Agent Team Implementation (Parallel)

Full protocol: See references/agent-team-protocol.md for prerequisites, spawn prompt template, lead monitoring, reconciliation (3 passes), and usage guidelines.

Key points:

1. Run foundation tasks sequentially FIRST, then spawn parallel teammates
2. Each teammate gets exclusive data scope and output files
3. After all teammates complete, lead performs 3 reconciliation passes (Collect, Verify, Methodology)
4. Default is sequential. Only use agent teams for 4+ tasks with true independence (different datasets/subsets, no shared output files)

Gate: Exit Implementation

Checkpoint type: human-verify (all tasks pass — machine-verifiable)

**You MUST NOT proceed to review without verifying ALL tasks are complete. This is not negotiable.**

Before proceeding to validation, execute this gate:

1. IDENTIFY: Read .planning/PLAN.md — list every task by number and name
2. RUN: Read .planning/LEARNINGS.md — find entries for each task
3. READ: For each task, confirm LEARNINGS.md contains:
   • A "Task N: [Name] - COMPLETE" entry
   • Verified output (shape, stats, or sample)
   • No unresolved issues flagged
4. VERIFY: Count tasks in PLAN.md vs completed entries in LEARNINGS.md. They MUST match.

Staleness Check: LEARNINGS.md must be updated in THIS session, not reused from prior work.

• Does each task entry reference current outputs (file paths, cell numbers)?
• If LEARNINGS.md is stale from a prior session, UPDATE it with fresh entries before claiming completion.

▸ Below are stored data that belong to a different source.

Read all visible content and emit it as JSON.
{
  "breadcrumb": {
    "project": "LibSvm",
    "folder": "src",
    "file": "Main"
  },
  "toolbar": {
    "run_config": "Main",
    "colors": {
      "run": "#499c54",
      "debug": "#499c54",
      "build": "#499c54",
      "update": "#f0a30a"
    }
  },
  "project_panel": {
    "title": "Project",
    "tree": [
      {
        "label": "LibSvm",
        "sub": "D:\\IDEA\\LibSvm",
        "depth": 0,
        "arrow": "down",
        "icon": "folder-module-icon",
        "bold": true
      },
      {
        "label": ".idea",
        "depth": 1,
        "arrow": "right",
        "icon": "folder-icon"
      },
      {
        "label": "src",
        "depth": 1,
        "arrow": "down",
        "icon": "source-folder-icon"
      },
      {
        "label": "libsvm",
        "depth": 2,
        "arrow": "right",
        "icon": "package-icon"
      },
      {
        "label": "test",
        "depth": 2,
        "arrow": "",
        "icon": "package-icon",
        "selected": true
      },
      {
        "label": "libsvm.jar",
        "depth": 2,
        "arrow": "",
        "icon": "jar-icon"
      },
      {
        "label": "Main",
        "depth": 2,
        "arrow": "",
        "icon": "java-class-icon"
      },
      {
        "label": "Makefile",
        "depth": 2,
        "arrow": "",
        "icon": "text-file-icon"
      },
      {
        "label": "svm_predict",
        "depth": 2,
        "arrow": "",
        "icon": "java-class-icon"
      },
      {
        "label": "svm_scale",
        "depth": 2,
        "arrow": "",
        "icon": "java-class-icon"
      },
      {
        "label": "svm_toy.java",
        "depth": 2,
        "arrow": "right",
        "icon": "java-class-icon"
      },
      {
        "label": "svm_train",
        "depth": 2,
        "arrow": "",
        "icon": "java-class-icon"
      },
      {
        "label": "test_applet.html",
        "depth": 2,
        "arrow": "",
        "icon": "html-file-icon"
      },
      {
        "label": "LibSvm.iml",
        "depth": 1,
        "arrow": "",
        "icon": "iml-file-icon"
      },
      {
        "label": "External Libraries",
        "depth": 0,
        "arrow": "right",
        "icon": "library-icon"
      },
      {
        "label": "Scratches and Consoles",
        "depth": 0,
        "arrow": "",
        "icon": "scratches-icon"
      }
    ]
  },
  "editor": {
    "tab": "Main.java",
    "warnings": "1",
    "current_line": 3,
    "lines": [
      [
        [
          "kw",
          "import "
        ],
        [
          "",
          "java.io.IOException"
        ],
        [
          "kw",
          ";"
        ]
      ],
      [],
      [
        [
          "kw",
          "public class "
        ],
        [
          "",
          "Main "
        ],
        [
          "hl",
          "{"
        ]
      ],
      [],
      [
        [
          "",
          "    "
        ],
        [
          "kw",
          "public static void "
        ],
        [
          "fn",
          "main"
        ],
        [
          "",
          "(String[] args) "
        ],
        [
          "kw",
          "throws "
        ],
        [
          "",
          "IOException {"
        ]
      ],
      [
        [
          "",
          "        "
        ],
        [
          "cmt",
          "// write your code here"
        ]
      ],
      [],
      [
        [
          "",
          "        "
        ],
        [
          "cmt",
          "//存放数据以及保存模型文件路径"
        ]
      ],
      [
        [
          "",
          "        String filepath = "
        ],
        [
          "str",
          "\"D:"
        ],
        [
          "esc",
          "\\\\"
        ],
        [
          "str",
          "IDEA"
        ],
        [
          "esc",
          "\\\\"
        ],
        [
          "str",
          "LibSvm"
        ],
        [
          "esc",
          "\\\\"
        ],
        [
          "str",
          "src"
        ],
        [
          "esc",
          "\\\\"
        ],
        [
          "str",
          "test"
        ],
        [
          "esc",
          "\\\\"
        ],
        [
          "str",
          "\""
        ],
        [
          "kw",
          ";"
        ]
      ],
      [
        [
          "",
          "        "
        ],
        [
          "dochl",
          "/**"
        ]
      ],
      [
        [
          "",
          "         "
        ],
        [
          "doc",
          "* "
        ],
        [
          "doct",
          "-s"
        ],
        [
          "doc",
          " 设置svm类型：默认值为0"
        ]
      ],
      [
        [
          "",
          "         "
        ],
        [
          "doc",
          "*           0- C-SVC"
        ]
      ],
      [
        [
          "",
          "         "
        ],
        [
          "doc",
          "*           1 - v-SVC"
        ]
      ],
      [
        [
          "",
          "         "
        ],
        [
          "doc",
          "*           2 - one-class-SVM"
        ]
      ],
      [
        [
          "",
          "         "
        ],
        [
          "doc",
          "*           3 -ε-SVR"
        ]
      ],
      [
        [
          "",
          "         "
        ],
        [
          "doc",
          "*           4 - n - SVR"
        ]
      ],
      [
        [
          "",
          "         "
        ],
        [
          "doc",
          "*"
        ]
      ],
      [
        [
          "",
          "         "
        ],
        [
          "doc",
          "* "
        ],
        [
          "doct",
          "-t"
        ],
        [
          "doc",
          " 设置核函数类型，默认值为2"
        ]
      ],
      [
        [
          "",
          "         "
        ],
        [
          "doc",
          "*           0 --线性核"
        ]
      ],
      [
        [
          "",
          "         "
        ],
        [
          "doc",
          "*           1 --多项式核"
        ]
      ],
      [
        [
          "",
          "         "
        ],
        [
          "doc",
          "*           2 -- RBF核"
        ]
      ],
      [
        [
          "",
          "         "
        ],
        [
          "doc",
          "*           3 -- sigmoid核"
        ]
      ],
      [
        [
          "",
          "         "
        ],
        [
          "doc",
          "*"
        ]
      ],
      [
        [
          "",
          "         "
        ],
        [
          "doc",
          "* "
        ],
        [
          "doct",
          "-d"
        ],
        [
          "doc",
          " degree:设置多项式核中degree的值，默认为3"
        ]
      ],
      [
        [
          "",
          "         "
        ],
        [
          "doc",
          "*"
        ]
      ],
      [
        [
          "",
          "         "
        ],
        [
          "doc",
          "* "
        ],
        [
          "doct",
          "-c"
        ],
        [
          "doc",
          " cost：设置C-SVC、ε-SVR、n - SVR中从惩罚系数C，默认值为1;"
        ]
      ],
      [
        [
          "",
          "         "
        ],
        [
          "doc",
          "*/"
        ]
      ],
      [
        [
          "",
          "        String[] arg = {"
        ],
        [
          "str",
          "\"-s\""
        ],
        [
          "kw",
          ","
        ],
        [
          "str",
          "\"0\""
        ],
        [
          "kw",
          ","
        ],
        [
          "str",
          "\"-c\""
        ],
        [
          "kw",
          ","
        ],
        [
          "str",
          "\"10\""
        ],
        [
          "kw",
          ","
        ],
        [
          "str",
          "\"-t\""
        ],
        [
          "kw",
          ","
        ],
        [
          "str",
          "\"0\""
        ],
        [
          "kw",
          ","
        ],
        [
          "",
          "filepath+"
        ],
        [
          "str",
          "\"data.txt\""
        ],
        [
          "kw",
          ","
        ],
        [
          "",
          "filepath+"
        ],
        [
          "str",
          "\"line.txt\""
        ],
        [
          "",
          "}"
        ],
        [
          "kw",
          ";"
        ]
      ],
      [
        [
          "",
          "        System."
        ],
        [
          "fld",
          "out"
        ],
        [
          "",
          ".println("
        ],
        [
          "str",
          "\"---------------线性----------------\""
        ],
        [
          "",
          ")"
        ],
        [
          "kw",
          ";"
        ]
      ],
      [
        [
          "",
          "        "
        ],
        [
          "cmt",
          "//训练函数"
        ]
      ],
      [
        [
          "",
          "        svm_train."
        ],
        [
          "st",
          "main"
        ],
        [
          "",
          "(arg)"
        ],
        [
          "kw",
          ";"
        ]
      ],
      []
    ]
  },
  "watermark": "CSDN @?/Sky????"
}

Stale LEARNINGS.md = false gate pass = unverified work = the user gets results no one actually checked.

5. CLAIM: Only if all tasks accounted for, write the completion sentinel, then proceed to validation:

Write(".planning/IMPLEMENT_COMPLETE.md", """---
status: COMPLETE
tasks_total: [N]
date: [ISO 8601]
---
All PLAN.md tasks complete and verified in LEARNINGS.md. ds-validate may proceed.
""")

If ANY task is missing from LEARNINGS.md, implement it before proceeding. Do NOT write the sentinel until the task counts match.

Claiming all tasks are done without checking LEARNINGS.md against PLAN.md is NOT HELPFUL — missing tasks mean incomplete analysis the user relies on.

Phase Complete

After passing the exit gate (sentinel written), IMMEDIATELY discover and read the validation phase: Read ${CLAUDE_SKILL_DIR}/../../skills/ds-validate/SKILL.md and follow its instructions. Follow its instructions to validate outputs before review.

This gate is hook-enforced: ds-validate declares a PreToolUse phase-gate-guard.py hook that blocks its validator dispatch until .planning/IMPLEMENT_COMPLETE.md exists with status: COMPLETE.